The employee started to
reach for the fries to replace them when the customer threw the bag through the
window at her. Not to be outdone, the employee picked up two Cokes sitting in
front of her and threw them into the car at the offending patron. Drenched with
Coca-Cola, the woman in the car whipped out a pistol and pointed it at the
server. The incident ended with the McDonald's employee quickly ducking below
the counter. The woman in the car sped off and was never caught, to my
knowledge.
And what was all this over?
An order of French fries. Super size your order for only 39¢ and you can
escalate your happy meal to a murder meal.
I'm not sure which is the
greater crime in this situation: the woman who pulled the gun or the woman who
retaliated to an obnoxious customer with an even more obnoxious act. Is
civility, decency and courtesy really dead? Is this example of customer service
and customer behavior an extreme or a foreshadowing of the norm as we approach
a new millennium? Don't like your service? Shoot the server.
Respect, simple human
respect, seems to be a vanishing aspect in modern society. Symptomatic (but
less dramatic than the French fry episode) examples abound. Movie theaters now
put a slide on the screen before the feature begins asking people not to talk
or use cell phones during the movie. (I once sat in front of a young couple
who, during the course of the movie, planned their entire wedding. When I'd
finally had enough and turned around to ask them to be quiet, they looked at me
as if I'd just arrived from another planet.
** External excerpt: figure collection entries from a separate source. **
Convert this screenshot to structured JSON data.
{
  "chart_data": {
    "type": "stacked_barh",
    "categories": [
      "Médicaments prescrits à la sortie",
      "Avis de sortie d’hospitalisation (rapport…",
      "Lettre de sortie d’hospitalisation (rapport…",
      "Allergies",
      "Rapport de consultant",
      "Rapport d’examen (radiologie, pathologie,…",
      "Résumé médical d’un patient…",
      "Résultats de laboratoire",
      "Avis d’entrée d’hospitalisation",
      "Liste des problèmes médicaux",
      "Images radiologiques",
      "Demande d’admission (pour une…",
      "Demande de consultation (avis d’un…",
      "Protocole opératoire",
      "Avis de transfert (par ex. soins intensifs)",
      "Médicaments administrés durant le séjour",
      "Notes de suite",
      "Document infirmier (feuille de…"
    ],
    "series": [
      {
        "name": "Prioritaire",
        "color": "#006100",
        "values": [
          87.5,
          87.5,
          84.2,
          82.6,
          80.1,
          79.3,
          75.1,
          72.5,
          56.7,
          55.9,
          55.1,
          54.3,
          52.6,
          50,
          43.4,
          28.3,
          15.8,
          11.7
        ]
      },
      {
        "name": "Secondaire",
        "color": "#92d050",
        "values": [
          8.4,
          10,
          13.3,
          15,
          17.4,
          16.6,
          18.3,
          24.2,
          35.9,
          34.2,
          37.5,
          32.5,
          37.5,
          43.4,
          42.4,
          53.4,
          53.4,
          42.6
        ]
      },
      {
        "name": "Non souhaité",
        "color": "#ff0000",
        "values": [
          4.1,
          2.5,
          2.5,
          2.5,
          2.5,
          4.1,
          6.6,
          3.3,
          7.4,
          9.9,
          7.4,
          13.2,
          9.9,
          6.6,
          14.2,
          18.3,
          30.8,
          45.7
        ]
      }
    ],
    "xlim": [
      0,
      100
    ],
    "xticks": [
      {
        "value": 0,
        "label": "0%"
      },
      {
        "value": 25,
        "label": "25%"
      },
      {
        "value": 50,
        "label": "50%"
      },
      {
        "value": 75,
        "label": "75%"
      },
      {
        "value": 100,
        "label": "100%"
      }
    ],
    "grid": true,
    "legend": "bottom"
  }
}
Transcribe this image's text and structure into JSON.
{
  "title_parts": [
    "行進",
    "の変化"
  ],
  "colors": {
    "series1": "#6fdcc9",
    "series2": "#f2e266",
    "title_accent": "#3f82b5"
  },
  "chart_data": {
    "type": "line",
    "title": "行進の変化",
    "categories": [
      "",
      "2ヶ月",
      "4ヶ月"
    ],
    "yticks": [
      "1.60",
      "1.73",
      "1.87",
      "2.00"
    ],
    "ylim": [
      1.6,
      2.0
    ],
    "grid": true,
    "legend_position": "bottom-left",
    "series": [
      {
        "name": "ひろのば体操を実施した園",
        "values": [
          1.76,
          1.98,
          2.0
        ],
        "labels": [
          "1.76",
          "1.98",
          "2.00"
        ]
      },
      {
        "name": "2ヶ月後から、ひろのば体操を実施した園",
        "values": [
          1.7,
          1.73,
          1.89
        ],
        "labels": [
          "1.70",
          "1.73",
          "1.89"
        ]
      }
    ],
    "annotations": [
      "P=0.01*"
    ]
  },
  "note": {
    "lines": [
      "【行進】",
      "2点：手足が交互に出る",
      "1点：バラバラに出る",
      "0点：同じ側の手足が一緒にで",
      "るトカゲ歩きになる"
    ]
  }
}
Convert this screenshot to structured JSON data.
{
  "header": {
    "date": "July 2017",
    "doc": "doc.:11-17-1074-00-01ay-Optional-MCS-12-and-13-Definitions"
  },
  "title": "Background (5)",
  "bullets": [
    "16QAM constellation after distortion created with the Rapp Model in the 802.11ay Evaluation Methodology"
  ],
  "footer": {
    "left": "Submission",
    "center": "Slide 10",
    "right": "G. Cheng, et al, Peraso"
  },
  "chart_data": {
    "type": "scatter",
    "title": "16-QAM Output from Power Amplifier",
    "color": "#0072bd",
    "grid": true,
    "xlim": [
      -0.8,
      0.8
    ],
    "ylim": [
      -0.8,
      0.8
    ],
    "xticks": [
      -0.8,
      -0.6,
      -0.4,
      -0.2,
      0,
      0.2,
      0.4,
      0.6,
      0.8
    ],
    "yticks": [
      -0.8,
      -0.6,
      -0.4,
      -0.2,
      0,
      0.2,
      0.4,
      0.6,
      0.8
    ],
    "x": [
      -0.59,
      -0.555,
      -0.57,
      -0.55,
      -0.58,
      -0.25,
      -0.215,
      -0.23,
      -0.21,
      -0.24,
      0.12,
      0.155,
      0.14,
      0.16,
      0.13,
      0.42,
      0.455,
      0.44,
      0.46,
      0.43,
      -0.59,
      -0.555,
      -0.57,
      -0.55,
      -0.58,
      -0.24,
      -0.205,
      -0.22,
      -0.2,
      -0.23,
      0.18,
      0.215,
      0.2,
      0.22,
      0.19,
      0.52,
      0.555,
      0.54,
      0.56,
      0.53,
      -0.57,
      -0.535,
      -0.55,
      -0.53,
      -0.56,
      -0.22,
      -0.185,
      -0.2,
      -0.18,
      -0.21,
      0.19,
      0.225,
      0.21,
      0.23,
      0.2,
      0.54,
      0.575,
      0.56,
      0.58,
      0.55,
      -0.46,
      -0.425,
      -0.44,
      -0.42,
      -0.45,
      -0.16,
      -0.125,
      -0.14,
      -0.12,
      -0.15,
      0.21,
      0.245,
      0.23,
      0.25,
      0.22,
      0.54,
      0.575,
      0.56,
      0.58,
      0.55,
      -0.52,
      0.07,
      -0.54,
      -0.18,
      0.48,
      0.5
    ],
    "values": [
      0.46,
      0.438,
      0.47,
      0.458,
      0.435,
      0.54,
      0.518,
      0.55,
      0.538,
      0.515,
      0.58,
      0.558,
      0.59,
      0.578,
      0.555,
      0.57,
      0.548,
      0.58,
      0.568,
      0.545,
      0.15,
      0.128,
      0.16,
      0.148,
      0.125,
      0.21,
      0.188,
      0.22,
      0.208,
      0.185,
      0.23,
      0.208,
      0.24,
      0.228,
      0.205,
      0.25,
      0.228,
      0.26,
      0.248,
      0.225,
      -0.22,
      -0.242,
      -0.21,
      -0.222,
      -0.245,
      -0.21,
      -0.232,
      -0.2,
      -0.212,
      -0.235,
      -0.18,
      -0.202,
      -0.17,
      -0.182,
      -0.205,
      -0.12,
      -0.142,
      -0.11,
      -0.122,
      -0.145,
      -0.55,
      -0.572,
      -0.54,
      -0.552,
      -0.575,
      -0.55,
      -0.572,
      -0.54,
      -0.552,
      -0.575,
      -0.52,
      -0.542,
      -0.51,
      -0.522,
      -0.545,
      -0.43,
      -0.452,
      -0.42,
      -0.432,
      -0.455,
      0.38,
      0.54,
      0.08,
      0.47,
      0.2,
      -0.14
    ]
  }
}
It had never occurred to them that
what they were doing was out of line.)
My company, a major leader
in its field worldwide, has embarked on an aggressive training program,
training people in basic telephone skills. It's a program as complicated and
radical as teaching the concepts of "please" and "thank you." And it's not just
the entry-level customer service personnel in training. It includes executives
and management as well.
Is it the duty of business
and schools to teach the aspects of common courtesy and respect? Didn't those
things used to be taught within the family? Didn't churches and schools used to
reinforce what we learned at home? Rhetorical questions, all … I know.
All God asks of us is to
love each other as He loves us. God loves the most heinous sinner; God loves
even those of us who not only do not love Him back but openly scorn Him. It's a
simple concept as old as man's belief in God. It is the basic guiding principle
of human respect. We should not dwell on the question that asks "where did we
lose it?" We need to busy ourselves with the question, "How do we get it back?"